La iniciativa sube el tope de las propiedades que pueden acceder al beneficio de 4.000 a 6.000 UF, aumenta los cupos de 50.000 a 80.000 y extiende su vigencia hasta mayo de 2028.
TE PUEDE INTERESAR: TGR apelará fallo que frenó el cobro de una deuda del CAE en La Serena
El proyecto tuvo una tramitación exprés y respaldo transversal: fue despachado en apenas siete días desde su ingreso, con aprobación por 139 votos a favor en la Cámara de Diputados y por unanimidad en la Comisión de Hacienda del Senado.
Con el respaldo de la sala del Senado, la iniciativa queda en condiciones de convertirse en ley.
El ministro de Hacienda, Jorge Quiroz, valoró que el beneficio provenga del gobierno del expresidente Gabriel Boric, y lo describió como una política bien diseñada que el actual Ejecutivo buscó ampliar. "No es que nos hayamos encontrado con esto; este es un programa que venía funcionando y se venía agotando", afirmó.

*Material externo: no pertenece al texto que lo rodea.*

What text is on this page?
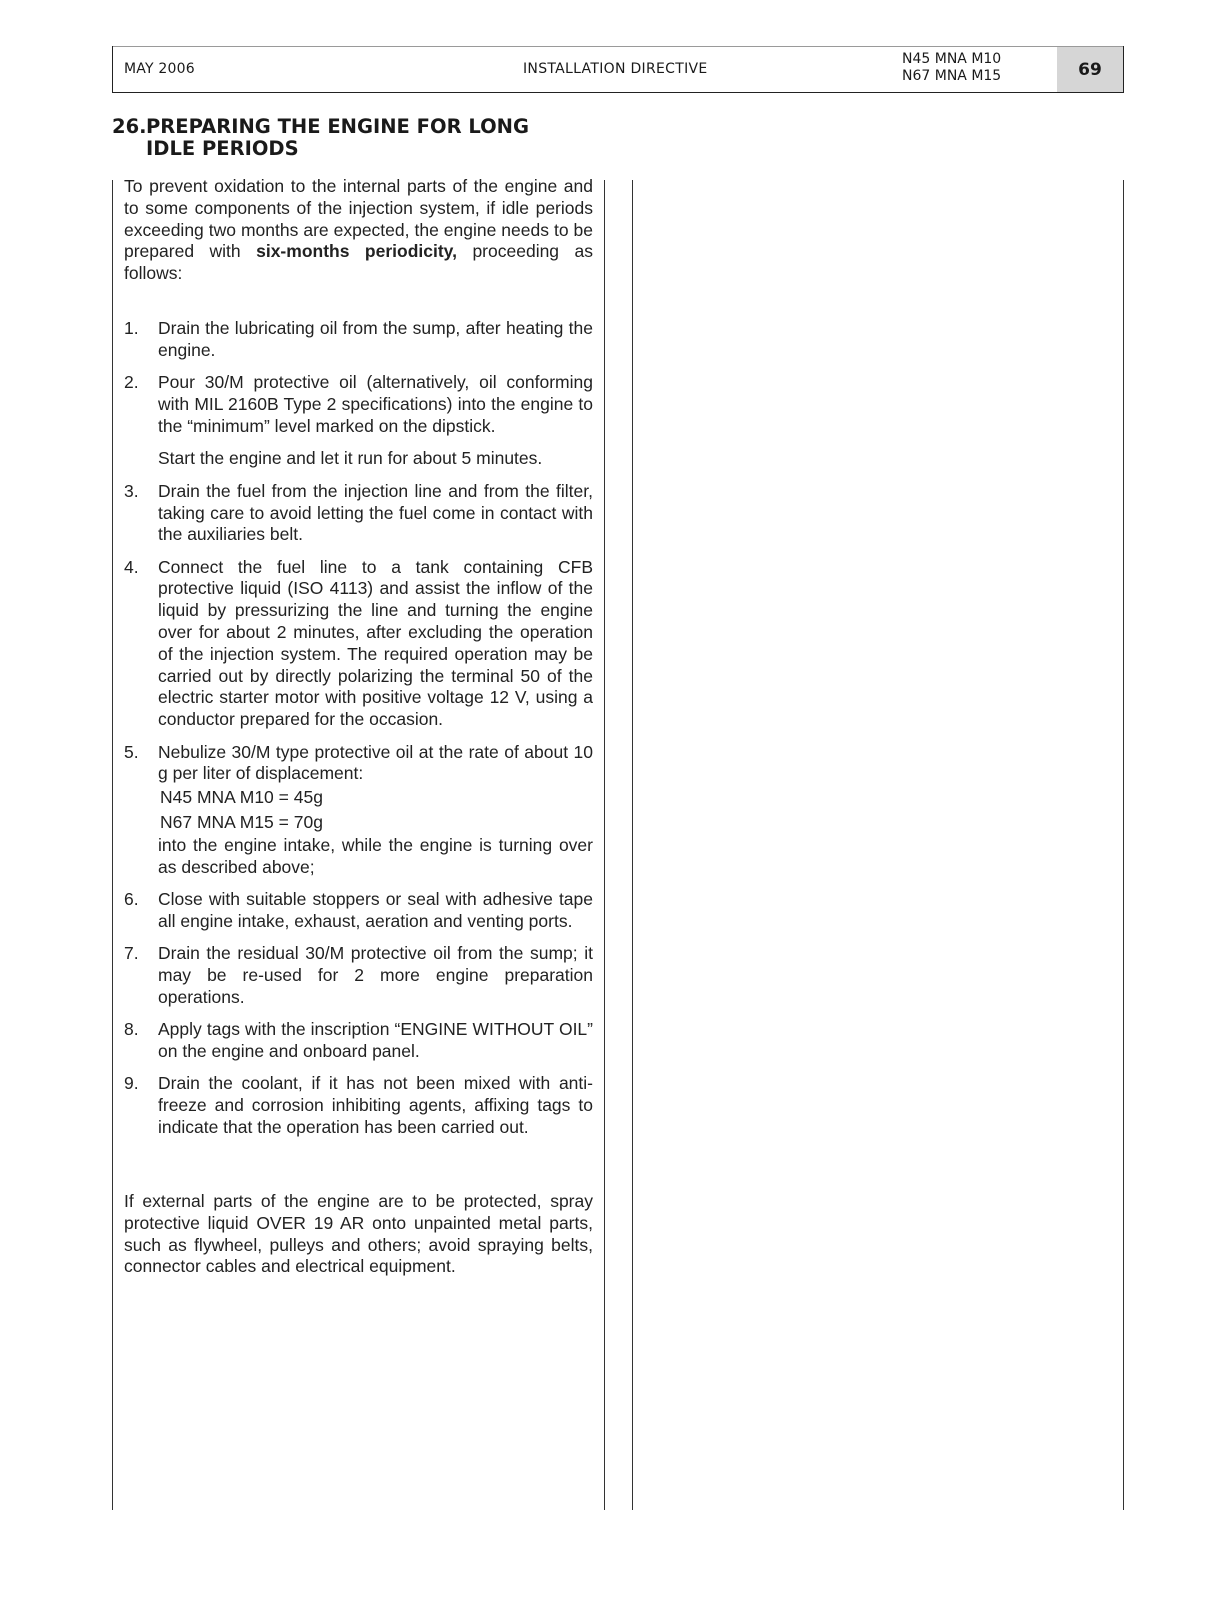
MAY 2006	INSTALLATION DIRECTIVE
N45 MNA M10
N67 MNA M15	69
26.PREPARING THE ENGINE FOR LONG
IDLE PERIODS
To prevent oxidation to the internal parts of the engine and to some components of the injection system, if idle periods exceeding two months are expected, the engine needs to be prepared with six-months periodicity, proceeding as follows:
1. Drain the lubricating oil from the sump, after heating the engine.

2. Pour 30/M protective oil (alternatively, oil conforming with MIL 2160B Type 2 specifications) into the engine to the “minimum” level marked on the dipstick.

Start the engine and let it run for about 5 minutes.

3. Drain the fuel from the injection line and from the filter, taking care to avoid letting the fuel come in contact with the auxiliaries belt.

4. Connect the fuel line to a tank containing CFB protective liquid (ISO 4113) and assist the inflow of the liquid by pressurizing the line and turning the engine over for about 2 minutes, after excluding the operation of the injection system. The required operation may be carried out by directly polarizing the terminal 50 of the electric starter motor with positive voltage 12 V, using a conductor prepared for the occasion.

5. Nebulize 30/M type protective oil at the rate of about 10 g per liter of displacement:

N45 MNA M10 = 45g

N67 MNA M15 = 70g

into the engine intake, while the engine is turning over as described above;

6. Close with suitable stoppers or seal with adhesive tape all engine intake, exhaust, aeration and venting ports.

7. Drain the residual 30/M protective oil from the sump; it may be re-used for 2 more engine preparation operations.

8. Apply tags with the inscription “ENGINE WITHOUT OIL” on the engine and onboard panel.

9. Drain the coolant, if it has not been mixed with anti-freeze and corrosion inhibiting agents, affixing tags to indicate that the operation has been carried out.

If external parts of the engine are to be protected, spray protective liquid OVER 19 AR onto unpainted metal parts, such as flywheel, pulleys and others; avoid spraying belts, connector cables and electrical equipment.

Quiroz precisó que de los 50.000 cupos originales quedaban cerca de 10.000 y que el beneficio se extinguía en septiembre. "Queríamos llevarlo a la clase media, subir la puntería hasta las 6.000 UF", señaló el ministro.
Agregó que el Gobierno preveía que la medida coincidiera con la Ley de Reconstrucción y se potenciara con la exención del IVA a las viviendas nuevas.

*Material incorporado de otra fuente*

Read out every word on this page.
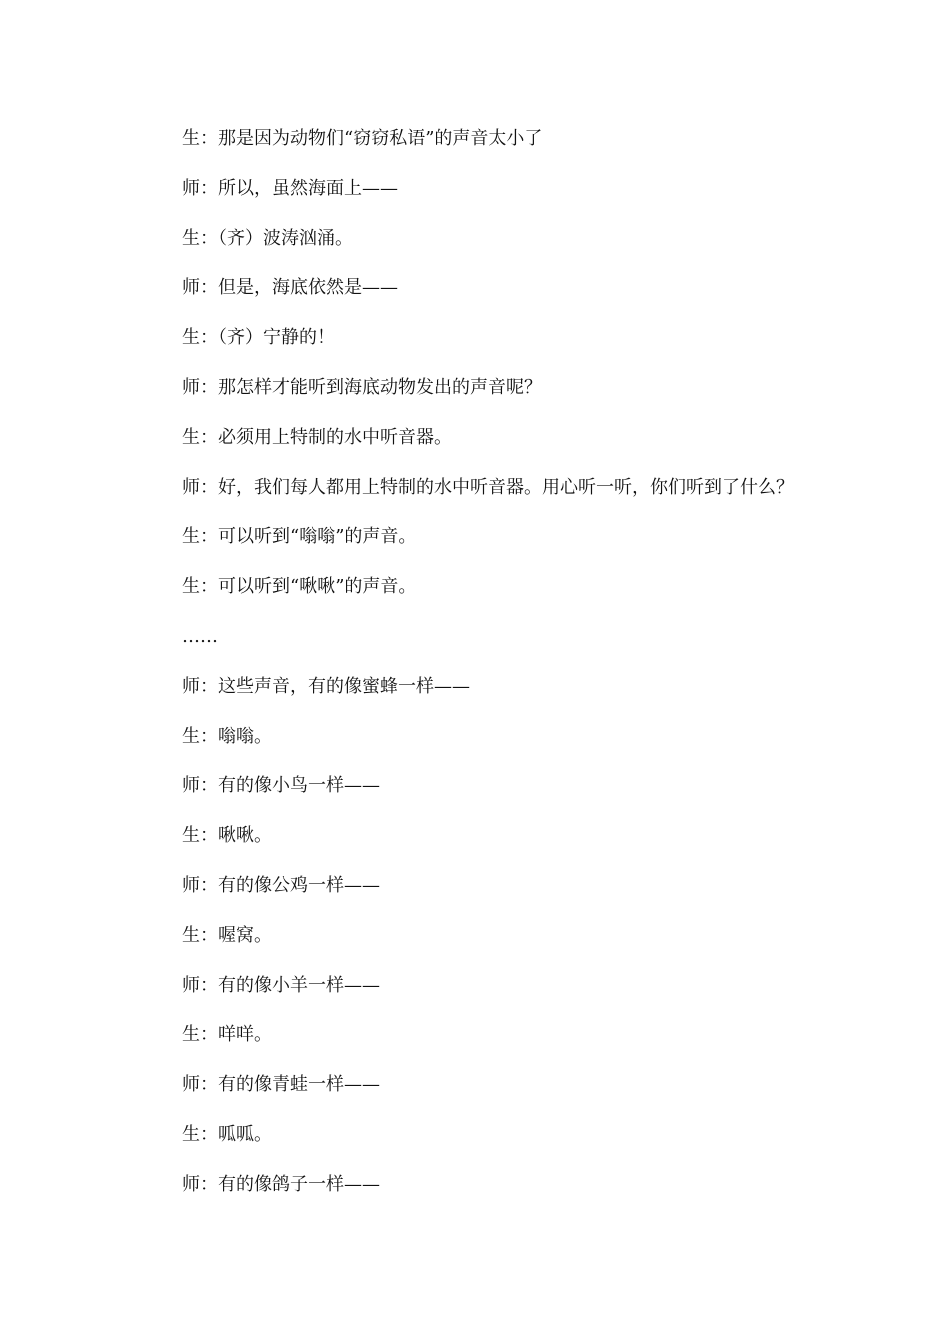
生：那是因为动物们“窃窃私语”的声音太小了
师：所以，虽然海面上——
生：（齐）波涛汹涌。
师：但是，海底依然是——
生：（齐）宁静的！
师：那怎样才能听到海底动物发出的声音呢？
生：必须用上特制的水中听音器。
师：好，我们每人都用上特制的水中听音器。用心听一听，你们听到了什么？
生：可以听到“嗡嗡”的声音。
生：可以听到“啾啾”的声音。
……
师：这些声音，有的像蜜蜂一样——
生：嗡嗡。
师：有的像小鸟一样——
生：啾啾。
师：有的像公鸡一样——
生：喔窝。
师：有的像小羊一样——
生：咩咩。
师：有的像青蛙一样——
生：呱呱。
师：有的像鸽子一样——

Sobre el efecto en el crédito, Quiroz indicó que la extensión mantiene la rebaja en la tasa "aproximadamente un punto porcentual, del 4% al 3%". Y destacó que la garantía estatal también reduce la barrera de entrada, al permitir comprar con un pie cercano al 10% del valor de la vivienda.

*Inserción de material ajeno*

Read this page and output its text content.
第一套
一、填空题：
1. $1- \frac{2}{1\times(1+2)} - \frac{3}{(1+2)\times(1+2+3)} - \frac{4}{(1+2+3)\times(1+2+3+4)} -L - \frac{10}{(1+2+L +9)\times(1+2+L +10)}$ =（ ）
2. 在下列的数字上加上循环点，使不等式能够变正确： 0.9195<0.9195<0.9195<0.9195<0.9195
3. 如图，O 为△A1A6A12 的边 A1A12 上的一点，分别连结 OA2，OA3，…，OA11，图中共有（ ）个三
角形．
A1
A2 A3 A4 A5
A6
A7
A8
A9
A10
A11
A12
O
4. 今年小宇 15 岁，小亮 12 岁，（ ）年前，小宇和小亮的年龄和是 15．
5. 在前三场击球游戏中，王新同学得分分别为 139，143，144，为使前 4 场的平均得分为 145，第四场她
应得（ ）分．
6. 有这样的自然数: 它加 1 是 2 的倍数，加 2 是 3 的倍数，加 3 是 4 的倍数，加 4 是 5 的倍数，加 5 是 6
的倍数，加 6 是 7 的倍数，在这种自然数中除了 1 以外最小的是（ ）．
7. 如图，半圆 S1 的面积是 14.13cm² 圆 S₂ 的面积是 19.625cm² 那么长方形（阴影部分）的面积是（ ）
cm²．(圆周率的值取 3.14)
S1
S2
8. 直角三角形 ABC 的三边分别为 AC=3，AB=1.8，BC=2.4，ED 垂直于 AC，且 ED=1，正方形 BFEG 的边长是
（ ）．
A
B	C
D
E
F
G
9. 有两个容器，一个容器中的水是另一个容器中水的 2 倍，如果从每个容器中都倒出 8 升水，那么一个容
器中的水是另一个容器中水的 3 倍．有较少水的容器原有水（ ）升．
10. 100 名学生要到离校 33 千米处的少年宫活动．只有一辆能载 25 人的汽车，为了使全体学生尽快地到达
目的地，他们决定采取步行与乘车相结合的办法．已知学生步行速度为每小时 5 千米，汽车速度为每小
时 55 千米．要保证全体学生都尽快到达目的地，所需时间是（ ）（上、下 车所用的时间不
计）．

El alza del tope a 6.000 UF suma además nuevas viviendas al universo elegible. "Según el Informe Nacional Inmobiliario de la Cámara Chilena de la Construcción (CChC), este nuevo límite abarca el 88,1% del stock de viviendas nuevas disponible al primer trimestre de 2026, ampliando las alternativas para que las personas y familias puedan avanzar en la adquisición de una vivienda", señalaron desde Hacienda.
Con ello, el Gobierno busca mover un stock que al cierre del primer semestre de 2026 bordeaba las 100.000 unidades sin vender, en un mercado golpeado por los altos costos de financiamiento y la caída en las ventas, y así reactivar la construcción y el empleo.